As for Donald Trump, his success in the polls happened long before his focus on the birther issue. To say that Fox, Drudge and Breitbart “indulged” the birthers in any way is a gross overstatement. The Leftist media gave far more focus to the birthers, even trying to link them with the Republican Party — a task David Frum has now taken upon himself. (Also, I find the inference that Donald Trump is a part of the Republican Party by any force greater than his own media campaign.)
Trump has moved from the birth certificate to questioning the president’s academic qualifications for the Harvard Law School. Trump himself was a troubled student (at one point he attended a military school) who nonetheless gained admission to Wharton. His father’s wealth and business success cannot have hurt with that application. Yet he feels himself qualified to pronounce on who is and who is not smart enough to attend Harvard Law. Barack Obama graduated magna cum laude. (And to anticipate a new line of attack – yes, Harvard Law School exams were blind-graded.) He was elected editor of the law review. And his classmates, left and right, universally admired his abilities.
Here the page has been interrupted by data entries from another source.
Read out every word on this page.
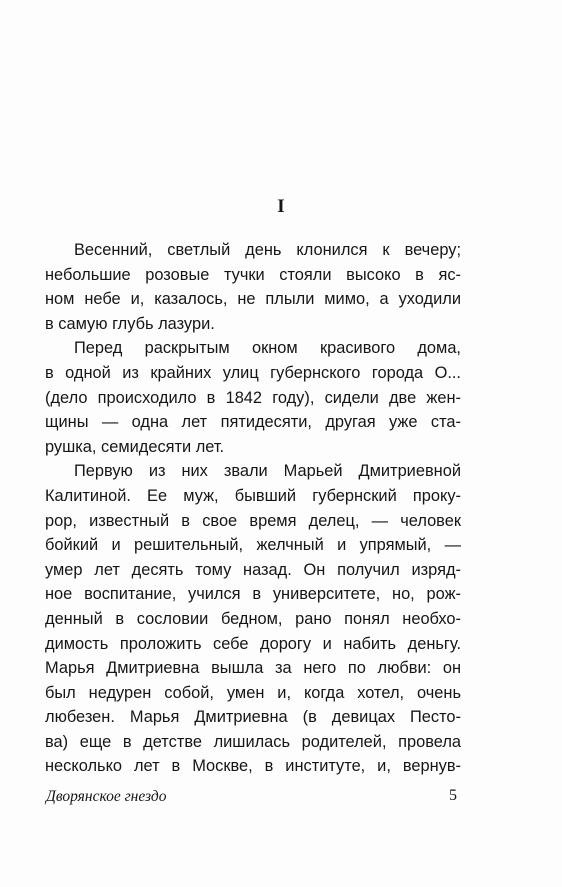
I
Весенний, светлый день клонился к вечеру;
небольшие розовые тучки стояли высоко в яс-
ном небе и, казалось, не плыли мимо, а уходили
в самую глубь лазури.
Перед раскрытым окном красивого дома,
в одной из крайних улиц губернского города О...
(дело происходило в 1842 году), сидели две жен-
щины — одна лет пятидесяти, другая уже ста-
рушка, семидесяти лет.
Первую из них звали Марьей Дмитриевной
Калитиной. Ее муж, бывший губернский проку-
рор, известный в свое время делец, — человек
бойкий и решительный, желчный и упрямый, —
умер лет десять тому назад. Он получил изряд-
ное воспитание, учился в университете, но, рож-
денный в сословии бедном, рано понял необхо-
димость проложить себе дорогу и набить деньгу.
Марья Дмитриевна вышла за него по любви: он
был недурен собой, умен и, когда хотел, очень
любезен. Марья Дмитриевна (в девицах Песто-
ва) еще в детстве лишилась родителей, провела
несколько лет в Москве, в институте, и, вернув-
Дворянское гнездо	5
Apart of Donald Trump, David Frum has yet to name a single Republican candidate or official who has questioned Barack Obama’s birth place or citizenship. Obama’s time at Harvard is yet another example of the President’s inability to disclose information about his past. In addition to withholding transcripts and grades from his time at Harvard, nothing written by the President while he edited the Harvard Law Review has been publicized — something that one would think would be a source of pride.
By manufacturing a link between the Republican Party and the birther “movement,” Frum has not identified a thorn in the side of the GOP, but rather added another reason to his growing list of attacks on the conservative movement.